1916 and Spirit Lake’s new Fish Hatchery
By Vance Polton
I thought, today, we would head on up to Dickinson County and back to 1916 and take a look at the new fish hatchery under construction there. It's just about finished and it won't be long before they are in full production mode this spring of 1916.
Although they weren't quite finished last year (1915) they were actually hatching pike. The new hatchery manager Sylvester "Ves" Baur and his assistant Parker Dunham had last spring (1915) cobbled together an eight jar hatchery battery out of old boards they found in the old barn on the State property where the new hatchery was being built. With this makeshift battery they incubated four million pike eggs harvested locally and another eight million they received from the U.S. Bureau of Fisheries. Ves was 21 years old when he was hired on February 17, 1915 to run the new Spirit Lake Fish Hatchery. At the time he already had seven years of experience working in fish hatcheries both for the U.S. Bureau of Fisheries, where his father ran a hatchery, and for the State of Illinois, where he had been put in charge of the spawning of pike and bass. An old newspaper photo of Ves can be seen below.

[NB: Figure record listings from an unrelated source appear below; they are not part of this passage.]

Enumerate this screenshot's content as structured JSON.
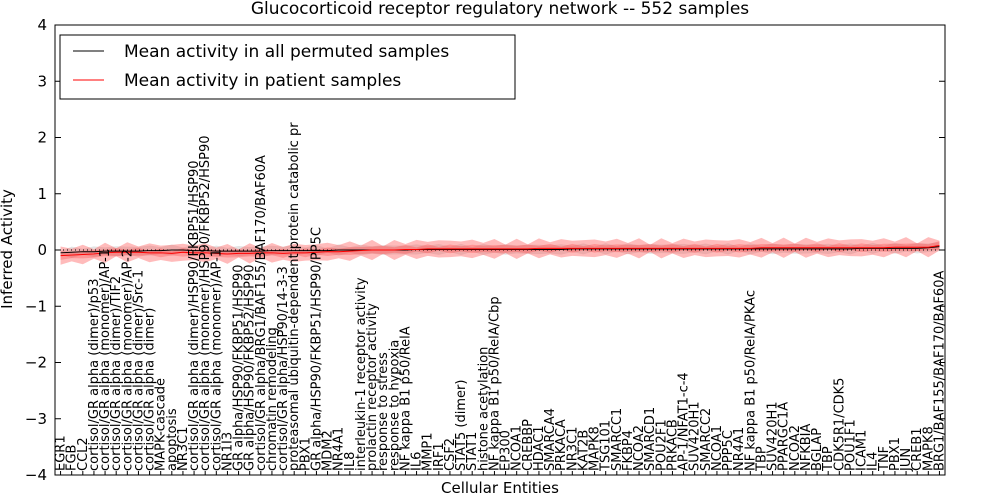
{
  "chart_data": {
    "type": "line",
    "title": "Glucocorticoid receptor regulatory network -- 552 samples",
    "xlabel": "Cellular Entities",
    "ylabel": "Inferred Activity",
    "ylim": [
      -4,
      4
    ],
    "yticks": [
      -4,
      -3,
      -2,
      -1,
      0,
      1,
      2,
      3,
      4
    ],
    "grid": false,
    "legend_position": "top-left",
    "categories": [
      "EGR1",
      "FGB",
      "CCL2",
      "cortisol/GR alpha (dimer)/p53",
      "cortisol/GR alpha (monomer)/AP-1",
      "cortisol/GR alpha (dimer)/TIF2",
      "cortisol/GR alpha (monomer)/AP-2",
      "cortisol/GR alpha (dimer)/Src-1",
      "cortisol/GR alpha (dimer)",
      "MAPK-cascade",
      "apoptosis",
      "NR3C1",
      "cortisol/GR alpha (dimer)/HSP90/FKBP51/HSP90",
      "cortisol/GR alpha (monomer)/HSP90/FKBP52/HSP90",
      "cortisol/GR alpha (monomer)/AP-1",
      "NR1I3",
      "GR alpha/HSP90/FKBP51/HSP90",
      "GR alpha/HSP90/FKBP52/HSP90",
      "cortisol/GR alpha/BRG1/BAF155/BAF170/BAF60A",
      "chromatin remodeling",
      "cortisol/GR alpha/HSP90/14-3-3",
      "proteasomal ubiquitin-dependent protein catabolic process",
      "PBX1",
      "GR alpha/HSP90/FKBP51/HSP90/PP5C",
      "MDM2",
      "NR4A1",
      "IL8",
      "interleukin-1 receptor activity",
      "prolactin receptor activity",
      "response to stress",
      "response to hypoxia",
      "NF kappa B1 p50/RelA",
      "IL6",
      "MMP1",
      "IRF1",
      "CSF2",
      "STAT5 (dimer)",
      "STAT1",
      "histone acetylation",
      "NF kappa B1 p50/RelA/Cbp",
      "EP300",
      "NCOA1",
      "CREBBP",
      "HDAC1",
      "SMARCA4",
      "PRKACA",
      "NR3C1",
      "KAT2B",
      "MAPK8",
      "TSG101",
      "SMARCC1",
      "FKBP4",
      "NCOA2",
      "SMARCD1",
      "POU2F1",
      "PRKACB",
      "AP-1/NFAT1-c-4",
      "SUV420H1",
      "SMARCC2",
      "NCOA1",
      "PPP5C",
      "NR4A1",
      "NF kappa B1 p50/RelA/PKAc",
      "TBP",
      "SUV420H1",
      "PPARGC1A",
      "NCOA2",
      "NFKBIA",
      "BGLAP",
      "TBP",
      "CDK5R1/CDK5",
      "POU1F1",
      "ICAM1",
      "IL4",
      "TNF",
      "PBX1",
      "JUN",
      "CREB1",
      "MAPK8",
      "BRG1/BAF155/BAF170/BAF60A"
    ],
    "x_label_visible_text": [
      "EGR1",
      "FGB",
      "CCL2",
      "cortisol/GR alpha (dimer)/p53",
      "cortisol/GR alpha (monomer)/AP-1",
      "cortisol/GR alpha (dimer)/TIF2",
      "cortisol/GR alpha (monomer)/AP-2",
      "cortisol/GR alpha (dimer)/Src-1",
      "cortisol/GR alpha (dimer)",
      "MAPK-cascade",
      "apoptosis",
      "NR3C1",
      "cortisol/GR alpha (dimer)/HSP90/FKBP51/HSP90",
      "cortisol/GR alpha (monomer)/HSP90/FKBP52/HSP90",
      "cortisol/GR alpha (monomer)/AP-1",
      "NR1I3",
      "GR alpha/HSP90/FKBP51/HSP90",
      "GR alpha/HSP90/FKBP52/HSP90",
      "cortisol/GR alpha/BRG1/BAF155/BAF170/BAF60A",
      "chromatin remodeling",
      "cortisol/GR alpha/HSP90/14-3-3",
      "proteasomal ubiquitin-dependent protein catabolic pr",
      "PBX1",
      "GR alpha/HSP90/FKBP51/HSP90/PP5C",
      "MDM2",
      "NR4A1",
      "IL8",
      "interleukin-1 receptor activity",
      "prolactin receptor activity",
      "response to stress",
      "response to hypoxia",
      "NF kappa B1 p50/RelA",
      "IL6",
      "MMP1",
      "IRF1",
      "CSF2",
      "STAT5 (dimer)",
      "STAT1",
      "histone acetylation",
      "NF kappa B1 p50/RelA/Cbp",
      "EP300",
      "NCOA1",
      "CREBBP",
      "HDAC1",
      "SMARCA4",
      "PRKACA",
      "NR3C1",
      "KAT2B",
      "MAPK8",
      "TSG101",
      "SMARCC1",
      "FKBP4",
      "NCOA2",
      "SMARCD1",
      "POU2F1",
      "PRKACB",
      "AP-1/NFAT1-c-4",
      "SUV420H1",
      "SMARCC2",
      "NCOA1",
      "PPP5C",
      "NR4A1",
      "NF kappa B1 p50/RelA/PKAc",
      "TBP",
      "SUV420H1",
      "PPARGC1A",
      "NCOA2",
      "NFKBIA",
      "BGLAP",
      "TBP",
      "CDK5R1/CDK5",
      "POU1F1",
      "ICAM1",
      "IL4",
      "TNF",
      "PBX1",
      "JUN",
      "CREB1",
      "MAPK8",
      "BRG1/BAF155/BAF170/BAF60A"
    ],
    "series": [
      {
        "name": "Mean activity in all permuted samples",
        "color": "#000000",
        "values": [
          -0.05,
          -0.04,
          -0.03,
          -0.03,
          -0.02,
          -0.02,
          -0.02,
          -0.02,
          -0.01,
          -0.01,
          0.0,
          0.0,
          -0.01,
          -0.01,
          -0.02,
          -0.02,
          -0.02,
          -0.02,
          -0.02,
          -0.01,
          -0.01,
          -0.01,
          -0.01,
          -0.01,
          -0.01,
          0.0,
          0.0,
          0.0,
          0.0,
          0.0,
          0.0,
          0.0,
          0.01,
          0.01,
          0.01,
          0.01,
          0.01,
          0.01,
          0.01,
          0.01,
          0.01,
          0.01,
          0.01,
          0.01,
          0.01,
          0.01,
          0.02,
          0.02,
          0.02,
          0.02,
          0.02,
          0.02,
          0.02,
          0.02,
          0.02,
          0.02,
          0.02,
          0.02,
          0.02,
          0.02,
          0.02,
          0.02,
          0.02,
          0.02,
          0.02,
          0.02,
          0.02,
          0.02,
          0.02,
          0.02,
          0.02,
          0.02,
          0.03,
          0.03,
          0.03,
          0.03,
          0.03,
          0.03,
          0.04,
          0.06
        ]
      },
      {
        "name": "Mean activity in patient samples",
        "color": "#ff0000",
        "values": [
          -0.1,
          -0.09,
          -0.08,
          -0.07,
          -0.05,
          -0.04,
          -0.04,
          -0.04,
          -0.05,
          -0.05,
          -0.06,
          -0.04,
          -0.05,
          -0.05,
          -0.06,
          -0.07,
          -0.06,
          -0.06,
          -0.05,
          -0.05,
          -0.06,
          -0.05,
          -0.05,
          -0.04,
          -0.03,
          -0.03,
          -0.02,
          -0.01,
          0.0,
          0.0,
          0.0,
          0.01,
          0.01,
          0.02,
          0.02,
          0.02,
          0.02,
          0.02,
          0.02,
          0.02,
          0.02,
          0.02,
          0.02,
          0.03,
          0.03,
          0.03,
          0.03,
          0.03,
          0.03,
          0.03,
          0.03,
          0.03,
          0.03,
          0.03,
          0.03,
          0.03,
          0.03,
          0.03,
          0.03,
          0.03,
          0.03,
          0.03,
          0.03,
          0.04,
          0.04,
          0.04,
          0.04,
          0.04,
          0.04,
          0.04,
          0.04,
          0.04,
          0.04,
          0.04,
          0.04,
          0.05,
          0.05,
          0.05,
          0.05,
          0.08
        ]
      }
    ],
    "baseline": 0
  }
}
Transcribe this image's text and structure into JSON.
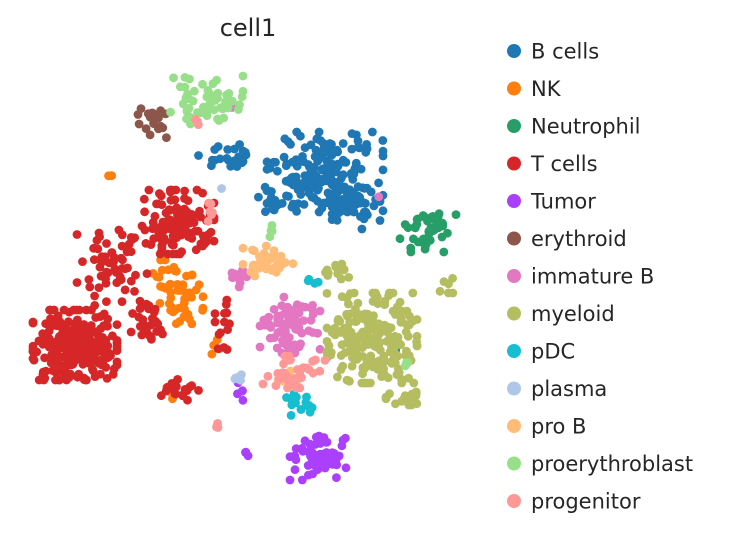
{
  "chart_data": {
    "type": "scatter",
    "title": "cell1",
    "xlabel": "",
    "ylabel": "",
    "grid": false,
    "axes_visible": false,
    "legend_position": "right",
    "series": [
      {
        "name": "B cells",
        "color": "#1f77b4",
        "clusters": [
          {
            "cx": 325,
            "cy": 172,
            "rx": 58,
            "ry": 40,
            "n": 170
          },
          {
            "cx": 352,
            "cy": 205,
            "rx": 28,
            "ry": 26,
            "n": 50
          },
          {
            "cx": 218,
            "cy": 158,
            "rx": 28,
            "ry": 14,
            "n": 22
          },
          {
            "cx": 276,
            "cy": 200,
            "rx": 18,
            "ry": 16,
            "n": 14
          }
        ]
      },
      {
        "name": "NK",
        "color": "#ff7f0e",
        "clusters": [
          {
            "cx": 178,
            "cy": 292,
            "rx": 25,
            "ry": 32,
            "n": 55
          },
          {
            "cx": 168,
            "cy": 392,
            "rx": 9,
            "ry": 9,
            "n": 6
          },
          {
            "cx": 213,
            "cy": 348,
            "rx": 6,
            "ry": 9,
            "n": 4
          },
          {
            "cx": 110,
            "cy": 178,
            "rx": 4,
            "ry": 3,
            "n": 2
          }
        ]
      },
      {
        "name": "Neutrophil",
        "color": "#279e68",
        "clusters": [
          {
            "cx": 428,
            "cy": 228,
            "rx": 28,
            "ry": 24,
            "n": 45
          },
          {
            "cx": 395,
            "cy": 348,
            "rx": 5,
            "ry": 5,
            "n": 2
          }
        ]
      },
      {
        "name": "T cells",
        "color": "#d62728",
        "clusters": [
          {
            "cx": 75,
            "cy": 345,
            "rx": 42,
            "ry": 35,
            "n": 270
          },
          {
            "cx": 178,
            "cy": 222,
            "rx": 36,
            "ry": 32,
            "n": 120
          },
          {
            "cx": 112,
            "cy": 268,
            "rx": 35,
            "ry": 38,
            "n": 60
          },
          {
            "cx": 150,
            "cy": 320,
            "rx": 20,
            "ry": 28,
            "n": 30
          },
          {
            "cx": 180,
            "cy": 390,
            "rx": 22,
            "ry": 12,
            "n": 18
          },
          {
            "cx": 225,
            "cy": 330,
            "rx": 10,
            "ry": 30,
            "n": 14
          }
        ]
      },
      {
        "name": "Tumor",
        "color": "#aa40fc",
        "clusters": [
          {
            "cx": 318,
            "cy": 458,
            "rx": 28,
            "ry": 22,
            "n": 60
          },
          {
            "cx": 242,
            "cy": 395,
            "rx": 6,
            "ry": 14,
            "n": 5
          },
          {
            "cx": 245,
            "cy": 455,
            "rx": 4,
            "ry": 10,
            "n": 3
          }
        ]
      },
      {
        "name": "erythroid",
        "color": "#8c564b",
        "clusters": [
          {
            "cx": 155,
            "cy": 122,
            "rx": 17,
            "ry": 18,
            "n": 22
          }
        ]
      },
      {
        "name": "immature B",
        "color": "#e377c2",
        "clusters": [
          {
            "cx": 290,
            "cy": 325,
            "rx": 30,
            "ry": 28,
            "n": 80
          },
          {
            "cx": 240,
            "cy": 275,
            "rx": 10,
            "ry": 12,
            "n": 12
          },
          {
            "cx": 232,
            "cy": 108,
            "rx": 3,
            "ry": 3,
            "n": 1
          },
          {
            "cx": 380,
            "cy": 198,
            "rx": 3,
            "ry": 3,
            "n": 1
          }
        ]
      },
      {
        "name": "myeloid",
        "color": "#b5bd61",
        "clusters": [
          {
            "cx": 372,
            "cy": 338,
            "rx": 45,
            "ry": 45,
            "n": 220
          },
          {
            "cx": 338,
            "cy": 272,
            "rx": 20,
            "ry": 8,
            "n": 14
          },
          {
            "cx": 408,
            "cy": 395,
            "rx": 22,
            "ry": 10,
            "n": 18
          },
          {
            "cx": 448,
            "cy": 283,
            "rx": 8,
            "ry": 10,
            "n": 6
          }
        ]
      },
      {
        "name": "pDC",
        "color": "#17becf",
        "clusters": [
          {
            "cx": 300,
            "cy": 400,
            "rx": 20,
            "ry": 18,
            "n": 16
          },
          {
            "cx": 312,
            "cy": 282,
            "rx": 8,
            "ry": 6,
            "n": 4
          }
        ]
      },
      {
        "name": "plasma",
        "color": "#aec7e8",
        "clusters": [
          {
            "cx": 222,
            "cy": 190,
            "rx": 3,
            "ry": 3,
            "n": 1
          },
          {
            "cx": 238,
            "cy": 378,
            "rx": 8,
            "ry": 8,
            "n": 5
          }
        ]
      },
      {
        "name": "pro B",
        "color": "#ffbb78",
        "clusters": [
          {
            "cx": 268,
            "cy": 262,
            "rx": 25,
            "ry": 16,
            "n": 45
          },
          {
            "cx": 285,
            "cy": 378,
            "rx": 12,
            "ry": 8,
            "n": 8
          }
        ]
      },
      {
        "name": "proerythroblast",
        "color": "#98df8a",
        "clusters": [
          {
            "cx": 205,
            "cy": 100,
            "rx": 38,
            "ry": 24,
            "n": 55
          },
          {
            "cx": 272,
            "cy": 232,
            "rx": 6,
            "ry": 8,
            "n": 4
          },
          {
            "cx": 408,
            "cy": 362,
            "rx": 6,
            "ry": 6,
            "n": 3
          }
        ]
      },
      {
        "name": "progenitor",
        "color": "#ff9896",
        "clusters": [
          {
            "cx": 295,
            "cy": 372,
            "rx": 32,
            "ry": 16,
            "n": 32
          },
          {
            "cx": 212,
            "cy": 212,
            "rx": 6,
            "ry": 12,
            "n": 6
          },
          {
            "cx": 198,
            "cy": 122,
            "rx": 6,
            "ry": 4,
            "n": 3
          },
          {
            "cx": 218,
            "cy": 425,
            "rx": 4,
            "ry": 10,
            "n": 4
          }
        ]
      }
    ]
  }
}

So let's go take a look at the new hatchery. Attached is a map of the new hatchery as it was planned in 1915. And yes, the dark circular things around the ponds are planted trees, evidently they thought shade was important. Also attached is a description of the new facilities from the biennial report as well as two newspaper articles from back in the day. And yes, you read right, the hatchery served double duty not only as a fish hatchery but as a game bird farm also.
P.S. Pike in the descriptions are walleye not northern pike. That was the common practice until about 1934 when "Pike" slowly became known as "Walleyed Pike" and then by the early 1940's they became commonly known as "Walleye". At least that is what I found was the case in Iowa's biennial reports.